Agora o clima está operando a favor e contra a retomada da economia. 

No setor de vestuário, as lojas tem que abrir espaços para os produtos voltados para o frio. Para reduzir os estoques passaram a sucessivas promoções. Que não tiveram grande efeito. Mas com a chegada antecipada e forte do frio, tanto comerciantes como consumidores ficaram sem grandes opções. Tem que ajustar o guarda-roupa. 

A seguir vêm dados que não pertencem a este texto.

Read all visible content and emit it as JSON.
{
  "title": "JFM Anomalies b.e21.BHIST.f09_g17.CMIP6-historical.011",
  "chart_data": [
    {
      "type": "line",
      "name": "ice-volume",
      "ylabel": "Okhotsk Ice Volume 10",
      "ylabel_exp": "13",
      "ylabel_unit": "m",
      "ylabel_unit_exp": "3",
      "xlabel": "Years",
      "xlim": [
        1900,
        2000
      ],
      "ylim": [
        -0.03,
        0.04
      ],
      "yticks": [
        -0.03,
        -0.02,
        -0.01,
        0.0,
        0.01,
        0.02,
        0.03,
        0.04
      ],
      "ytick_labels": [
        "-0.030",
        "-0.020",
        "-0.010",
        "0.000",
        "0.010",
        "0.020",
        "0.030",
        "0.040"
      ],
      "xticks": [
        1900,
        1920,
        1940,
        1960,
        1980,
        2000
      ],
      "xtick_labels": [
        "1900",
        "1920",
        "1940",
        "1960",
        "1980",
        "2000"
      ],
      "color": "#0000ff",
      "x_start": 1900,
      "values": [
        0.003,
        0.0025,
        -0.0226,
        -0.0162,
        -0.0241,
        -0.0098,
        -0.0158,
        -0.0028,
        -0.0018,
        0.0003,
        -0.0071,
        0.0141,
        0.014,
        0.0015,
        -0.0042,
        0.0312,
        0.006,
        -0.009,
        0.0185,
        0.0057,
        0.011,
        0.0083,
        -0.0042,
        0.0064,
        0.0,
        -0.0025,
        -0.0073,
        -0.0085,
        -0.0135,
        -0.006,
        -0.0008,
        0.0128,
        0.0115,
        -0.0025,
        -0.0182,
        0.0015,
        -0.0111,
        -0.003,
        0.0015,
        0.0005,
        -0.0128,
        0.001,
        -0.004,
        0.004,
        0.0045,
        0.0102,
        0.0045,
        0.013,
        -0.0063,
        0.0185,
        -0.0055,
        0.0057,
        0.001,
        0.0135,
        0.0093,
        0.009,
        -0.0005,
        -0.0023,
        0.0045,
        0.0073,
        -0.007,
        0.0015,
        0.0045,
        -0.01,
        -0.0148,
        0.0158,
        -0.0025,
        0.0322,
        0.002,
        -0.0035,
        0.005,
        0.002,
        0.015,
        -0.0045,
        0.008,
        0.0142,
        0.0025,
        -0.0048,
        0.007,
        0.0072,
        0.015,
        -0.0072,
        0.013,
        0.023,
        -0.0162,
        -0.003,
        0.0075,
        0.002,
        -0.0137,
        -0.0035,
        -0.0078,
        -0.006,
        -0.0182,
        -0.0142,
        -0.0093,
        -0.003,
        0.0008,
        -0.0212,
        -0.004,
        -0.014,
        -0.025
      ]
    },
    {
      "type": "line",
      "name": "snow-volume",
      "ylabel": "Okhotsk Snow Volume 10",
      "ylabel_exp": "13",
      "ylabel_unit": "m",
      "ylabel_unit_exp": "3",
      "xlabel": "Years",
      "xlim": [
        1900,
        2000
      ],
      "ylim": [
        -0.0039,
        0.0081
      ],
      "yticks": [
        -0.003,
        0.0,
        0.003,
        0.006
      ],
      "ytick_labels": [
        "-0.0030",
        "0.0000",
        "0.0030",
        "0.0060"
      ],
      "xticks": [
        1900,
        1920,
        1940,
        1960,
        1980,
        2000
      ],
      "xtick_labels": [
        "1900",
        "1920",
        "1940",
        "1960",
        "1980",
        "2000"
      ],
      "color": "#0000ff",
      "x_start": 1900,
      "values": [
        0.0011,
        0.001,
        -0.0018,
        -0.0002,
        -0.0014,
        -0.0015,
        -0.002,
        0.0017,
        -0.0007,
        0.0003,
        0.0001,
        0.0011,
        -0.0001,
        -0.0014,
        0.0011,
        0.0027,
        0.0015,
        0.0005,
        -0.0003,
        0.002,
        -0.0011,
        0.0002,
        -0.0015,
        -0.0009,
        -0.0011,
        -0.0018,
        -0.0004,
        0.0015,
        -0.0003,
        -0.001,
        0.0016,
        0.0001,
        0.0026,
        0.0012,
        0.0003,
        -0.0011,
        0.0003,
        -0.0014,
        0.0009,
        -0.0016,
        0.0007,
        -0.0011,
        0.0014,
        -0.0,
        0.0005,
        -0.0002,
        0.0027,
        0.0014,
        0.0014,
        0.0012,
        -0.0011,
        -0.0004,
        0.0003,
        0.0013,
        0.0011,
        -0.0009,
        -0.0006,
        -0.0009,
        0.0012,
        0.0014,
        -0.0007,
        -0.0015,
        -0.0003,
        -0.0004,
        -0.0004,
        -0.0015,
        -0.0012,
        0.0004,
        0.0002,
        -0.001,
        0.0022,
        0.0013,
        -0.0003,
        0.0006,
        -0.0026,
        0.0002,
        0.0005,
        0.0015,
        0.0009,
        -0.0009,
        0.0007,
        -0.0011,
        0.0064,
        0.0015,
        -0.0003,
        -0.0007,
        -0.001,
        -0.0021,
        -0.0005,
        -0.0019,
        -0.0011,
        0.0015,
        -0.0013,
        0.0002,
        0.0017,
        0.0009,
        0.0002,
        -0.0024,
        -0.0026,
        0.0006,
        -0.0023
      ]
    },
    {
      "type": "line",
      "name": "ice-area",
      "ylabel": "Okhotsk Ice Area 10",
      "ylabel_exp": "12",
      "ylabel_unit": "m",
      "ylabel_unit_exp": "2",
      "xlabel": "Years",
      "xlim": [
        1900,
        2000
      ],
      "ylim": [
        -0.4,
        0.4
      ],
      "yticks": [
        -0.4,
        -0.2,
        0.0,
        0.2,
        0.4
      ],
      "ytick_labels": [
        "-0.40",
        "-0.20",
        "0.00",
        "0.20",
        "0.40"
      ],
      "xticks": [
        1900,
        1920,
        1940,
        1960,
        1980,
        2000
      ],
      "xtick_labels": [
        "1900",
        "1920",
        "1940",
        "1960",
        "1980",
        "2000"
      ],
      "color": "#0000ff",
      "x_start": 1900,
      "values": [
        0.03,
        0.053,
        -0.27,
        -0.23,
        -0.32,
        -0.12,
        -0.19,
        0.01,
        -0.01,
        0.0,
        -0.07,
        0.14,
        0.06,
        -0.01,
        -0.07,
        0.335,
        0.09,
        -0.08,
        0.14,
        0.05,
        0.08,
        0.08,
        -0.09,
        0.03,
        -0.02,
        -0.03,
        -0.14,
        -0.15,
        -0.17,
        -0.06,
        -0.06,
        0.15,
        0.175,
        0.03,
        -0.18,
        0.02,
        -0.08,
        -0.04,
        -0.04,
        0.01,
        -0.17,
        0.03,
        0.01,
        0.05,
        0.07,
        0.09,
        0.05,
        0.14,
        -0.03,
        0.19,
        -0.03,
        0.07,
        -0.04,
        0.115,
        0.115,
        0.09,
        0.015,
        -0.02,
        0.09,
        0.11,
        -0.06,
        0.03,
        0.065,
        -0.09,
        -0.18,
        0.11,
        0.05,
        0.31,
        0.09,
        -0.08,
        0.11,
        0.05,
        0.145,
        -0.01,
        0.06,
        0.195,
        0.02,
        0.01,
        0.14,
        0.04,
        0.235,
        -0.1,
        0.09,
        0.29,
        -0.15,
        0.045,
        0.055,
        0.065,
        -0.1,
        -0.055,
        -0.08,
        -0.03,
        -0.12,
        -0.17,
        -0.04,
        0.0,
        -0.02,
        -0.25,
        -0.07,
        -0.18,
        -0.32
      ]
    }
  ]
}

O consumidor que estava adiando as compras, das roupas de verão, achou que deveria aproveitar a oportunidade das liquidações. Outros já tiveram que fazer as compras das roupas de inverno. E com isso, houve um estancamento da queda de consumo de vestuário. Parou de cair. Mas não há ainda elementos suficientes para avaliar se é momentânea ou uma tendência. 

Por outro lado, a inflação dos alimentos que tendia a cair, pela sazonalidade, tem sido alimentada por situações atípicas de alguns produtos como o feijão e hortaliças. De uma parte pela seca, de outra pelo excesso de chuvas. 

Mas, tirando alguns produtos, a carestia estaria menor e o consumo geral de alimentos também interrompeu o processo de queda.

Num primeiro momento, essas circunstâncias estancam as demissões no comércio. Novas admissões só com a sua continuidade.

Já os bens de consumo durável, comprados - em geral - a prazo, continuam empacados. A maior parte dos consumidores não leva em conta os juros, mas o tamanho da prestação. Estas estão acima da sua percepção de capacidade de pagamento. A sensação, em função do tamanho das prestações, é que os produtos ainda estão caros. Se a necessidade não é emergencial, entendem que ainda não é o melhor momento.

O problema maior do consumo das pessoas não é a confiança, mas a sensação de carestia. O que, em muitos casos, não é apenas de sensação, porque o seu dinheiro não é suficiente para pagar as contas. E já se endividou demais. 

A retomada da economia depende da mudança dessa percepção por parte dos consumidores finais. Se "tá tudo muito caro", ainda não chegamos "ao fundo do poço".